Cubase Feature Request: Resampling

Es wäre super toll, wenn es eine Resamplingunterfunktion gäbe, die eine Audiodatei im Squenzer automatisch auf einen solchen Zahlenwert resampled damit sie hinterher eine ganz bestimmte Länge (Taktlänge des Projektes) besitzt.

Zur Zeit (nach SX3 - den SX3 hatte diese Funktion noch!) muss man in Cubase leider immer etwas umständlich raten. Zahlenwert eingeben, und schauen wie sehr sich die Länge der Audiodatei geändert hat. Nach dem Rückgängig machen passt man den Zahlenwert erneut an, und schaut wieder - ist die Datei nun 2 Takte lang (oder sonstwie eine Länge die man halt haben will - die 2 Takte sind nur ein Beispiel)? wenn nicht, muss man wieder rückgängig machen, und den Zahlenwert anpassen, und wieder prüfen.

Wie das manuelle Berechnen einer Wurzel, man tastet sich an den Resampling Wert schrittweise heran.

Das ist sehr sehr nervend, vor allem wenn man weiss wie extrem lächerlich einfach dieses Problem zu beheben wäre.


NEIN: Ich möchte kein Timestretching, und kein Pitchshifting nutzen, nicht den Mpex und nicht den elastique algorithmus, GAR keinen dafür bitte. Ich kenne diese alle, ich mag sie, ich nutze sie, aber manchmal will ich sie NICHT. (siehe weiter unten dazu weiteres)
Wichtig ist: reines Resampling ist manchmal ein muss, es führt kein Weg daran vorbei.

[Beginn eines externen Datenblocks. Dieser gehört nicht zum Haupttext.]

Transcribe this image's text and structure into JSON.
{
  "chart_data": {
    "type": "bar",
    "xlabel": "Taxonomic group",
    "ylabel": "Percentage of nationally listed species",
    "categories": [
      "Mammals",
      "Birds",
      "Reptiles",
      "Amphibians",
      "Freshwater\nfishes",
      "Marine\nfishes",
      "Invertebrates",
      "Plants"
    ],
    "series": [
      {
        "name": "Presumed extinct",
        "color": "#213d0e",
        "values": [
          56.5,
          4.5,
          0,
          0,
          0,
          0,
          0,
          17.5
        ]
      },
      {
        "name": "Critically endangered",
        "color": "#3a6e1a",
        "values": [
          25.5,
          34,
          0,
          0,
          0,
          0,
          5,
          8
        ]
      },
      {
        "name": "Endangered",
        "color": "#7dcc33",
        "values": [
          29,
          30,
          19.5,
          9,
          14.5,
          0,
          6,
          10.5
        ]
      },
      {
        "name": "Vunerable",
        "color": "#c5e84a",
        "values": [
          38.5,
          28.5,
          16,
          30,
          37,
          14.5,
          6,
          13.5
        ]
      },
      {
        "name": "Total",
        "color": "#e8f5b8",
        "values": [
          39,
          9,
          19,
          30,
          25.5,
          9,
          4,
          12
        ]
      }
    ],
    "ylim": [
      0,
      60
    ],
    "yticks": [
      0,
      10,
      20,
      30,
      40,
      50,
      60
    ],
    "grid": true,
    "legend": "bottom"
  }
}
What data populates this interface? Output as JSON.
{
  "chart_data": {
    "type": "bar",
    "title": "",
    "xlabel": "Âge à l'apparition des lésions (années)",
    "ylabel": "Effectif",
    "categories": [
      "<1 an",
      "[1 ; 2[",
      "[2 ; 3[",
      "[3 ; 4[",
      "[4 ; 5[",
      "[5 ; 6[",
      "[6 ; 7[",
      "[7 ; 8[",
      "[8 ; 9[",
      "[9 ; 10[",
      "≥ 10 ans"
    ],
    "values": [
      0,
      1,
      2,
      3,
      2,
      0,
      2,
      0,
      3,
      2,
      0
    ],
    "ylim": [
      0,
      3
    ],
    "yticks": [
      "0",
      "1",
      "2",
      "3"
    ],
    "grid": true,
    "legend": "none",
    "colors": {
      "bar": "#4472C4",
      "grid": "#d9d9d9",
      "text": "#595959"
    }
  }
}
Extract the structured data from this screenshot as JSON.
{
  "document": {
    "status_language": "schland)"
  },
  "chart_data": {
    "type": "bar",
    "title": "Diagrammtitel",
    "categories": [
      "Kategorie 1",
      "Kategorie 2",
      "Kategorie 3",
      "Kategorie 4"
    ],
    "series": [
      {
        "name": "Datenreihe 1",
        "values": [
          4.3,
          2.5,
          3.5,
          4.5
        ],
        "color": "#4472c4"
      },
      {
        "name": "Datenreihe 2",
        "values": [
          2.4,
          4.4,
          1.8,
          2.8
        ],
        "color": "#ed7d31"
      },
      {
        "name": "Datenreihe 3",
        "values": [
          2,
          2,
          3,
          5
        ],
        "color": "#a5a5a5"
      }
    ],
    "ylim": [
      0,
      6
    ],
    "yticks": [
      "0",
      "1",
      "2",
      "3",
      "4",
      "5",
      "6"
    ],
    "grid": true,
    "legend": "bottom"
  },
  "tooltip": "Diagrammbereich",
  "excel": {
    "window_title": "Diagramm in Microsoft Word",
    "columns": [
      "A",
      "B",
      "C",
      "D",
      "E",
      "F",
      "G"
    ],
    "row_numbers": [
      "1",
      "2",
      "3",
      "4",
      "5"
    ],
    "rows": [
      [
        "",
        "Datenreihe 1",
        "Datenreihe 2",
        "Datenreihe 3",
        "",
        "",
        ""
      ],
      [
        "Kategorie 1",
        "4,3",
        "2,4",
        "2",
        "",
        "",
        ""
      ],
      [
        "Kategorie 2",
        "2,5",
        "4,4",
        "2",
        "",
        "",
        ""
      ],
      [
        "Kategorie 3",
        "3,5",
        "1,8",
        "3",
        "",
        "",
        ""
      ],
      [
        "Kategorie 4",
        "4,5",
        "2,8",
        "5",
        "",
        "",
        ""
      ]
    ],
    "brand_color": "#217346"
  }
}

Was ich zur Erläuterung des Problems oder Phänomens tun kann ist: Ich habe ein Video aufgenommen, ohne Sprache - dafür mit mysteriöser Hintergrundmusik.


http://www.youtube.com/watch?v=UsuRFXAg_Cc&feature=youtu.be

Da das ungeübte Ohr mir jetzt unterstellen könnte: “Halt das ist doch zweimal das gleiche…”

Habe ich mal die Differenz gerendert (180° Phase einer Spur zur anderen dazugemischt - wenn beide kongruent wären, würde man exakt nichts hören - muss ich das Prinzip erklären?..) - wie man hört: es nullt sich nicht, und die Differenz ist noch recht laut hörbar!
Und es ist auch völlig klar dass es niemals nullen kann weil 2 völlig unterschiedliche Verfahren angewendet wurden und dazu noch der Pitch nach Gehör angepasst in 100 Cent Schritten.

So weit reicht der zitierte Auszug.